Визит к архивариусу. Исторический роман в двух книгах (II) - стр. 38
– Загулял ты в Киеве, Леонид Петрович.
– Может еще и продолжал бы гулять…– начал было Козырь, но Артамончик перебил.
– Не говори Соломоныч! – согласился он. – Если бы мне один из наших корешей не притаранил печального известия…
– Что за известие? – озабоченно спросил Ефим.
– О тебе, Сапсан. О тебе… Дескать, замочили тебя…
Говорили они с полдня. Если бы не дела и не хозяин тюрьмы, прервавший их беседу, они говорили бы и говорили. Он узнал о похождениях Щеголя в Харькове, Киеве, Москве и Питере. Узнал, что Соломоныч весь контрабандный промысел возложил на Плута…

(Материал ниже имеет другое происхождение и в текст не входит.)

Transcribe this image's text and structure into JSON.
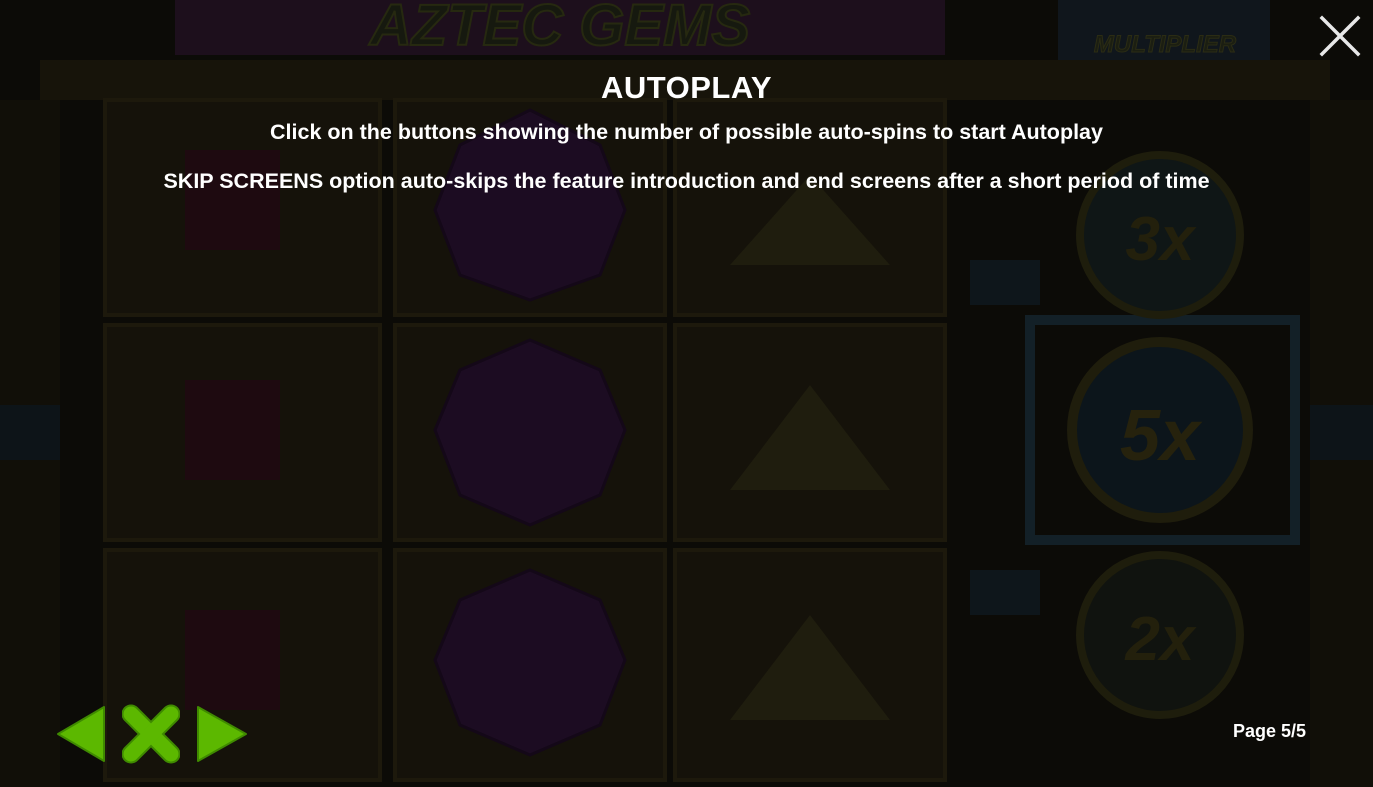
{
  "background": {
    "game_logo_text": "AZTEC GEMS",
    "multiplier_banner_text": "MULTIPLIER",
    "multiplier_values": [
      "3x",
      "5x",
      "2x"
    ]
  },
  "help_page": {
    "title": "AUTOPLAY",
    "lines": [
      "Click on the buttons showing the number of possible auto-spins to start Autoplay",
      "SKIP SCREENS option auto-skips the feature introduction and end screens after a short period of time"
    ],
    "page_indicator": "Page 5/5"
  },
  "navigation": {
    "prev_icon": "arrow-left-icon",
    "exit_icon": "x-icon",
    "next_icon": "arrow-right-icon",
    "close_icon": "close-icon"
  },
  "colors": {
    "text": "#ffffff",
    "nav_green": "#5cb800",
    "nav_green_dark": "#3f8a00"
  }
}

Все сложилось хорошо. Правда было бы еще лучше, будь он на воле. Здесь – худо, но не тяжко. Мучило ожидание этапа и еще изводил его один и тот же видившийся им сон. Снился Азим. Он укорял его за то, что оставил его легавым и не схоронил по правоверным мусульманским обычаям. Ефим просил у него прощения и всегда просыпался от явственно звучавшего в нем Азимова возгласа – «Бах-хо!»
В одно из свиданий с Плутом он попросил его сходить в татарскую мечеть, чтобы мола прочитал молитву за упокой души раба Божья Азима.
– Ты, Витек, крымский татарин. У вас одна, кажись, вера. Ты с ним общался на своем языке. Он тебя понимал… Вот фамилии его я не помню…
– Аллах души знает в лицо, а не по фамилиям,– уверенно сказал Плут и в тот же день выполнил его просьбу.
И что удивительно в ту же ночь Азим впервые за много снов светло улыбался и что-то по-своему, горячо и благодарно лопотал
Ну как после такого не поверить, что Он есть. Что мы все откуда-то Оттуда от Него? И сны наши, и жизнь наша не от мира сего, а от мира Его. И просьбы наши, и молитвы – не пустое, не самообман и, уж, подавно, не дурман для народа, как утверждают большевики. Тут они ошибаются… «Идиот! Ты же сам большевик…» – высунувшись из-под тулупа, кривится он. «Ну и что? Все равно ошибаются»,– говорит он себе и, толкнув под зад возницу, спрашивает:
– Ты коммунист?
– А як же, Умыч? То бишь, был… Исключили.
– В Бога веруешь?
– Как можно?! – с хитрой настороженностью, покосившись на Когана, говорит он. – Опий он и есть опий, как говорил товарищ Ленин… Бог придумка богатеев. Все от нас зависит. От людёв… Посмотри, Умыч, на Лариошку Троицкого. Большой человек в церкви был. Много молитв знает. И что? Бог его слышит? Нет. Бог видит, как он мается? Нет!.. Как червяк под ногами елозит.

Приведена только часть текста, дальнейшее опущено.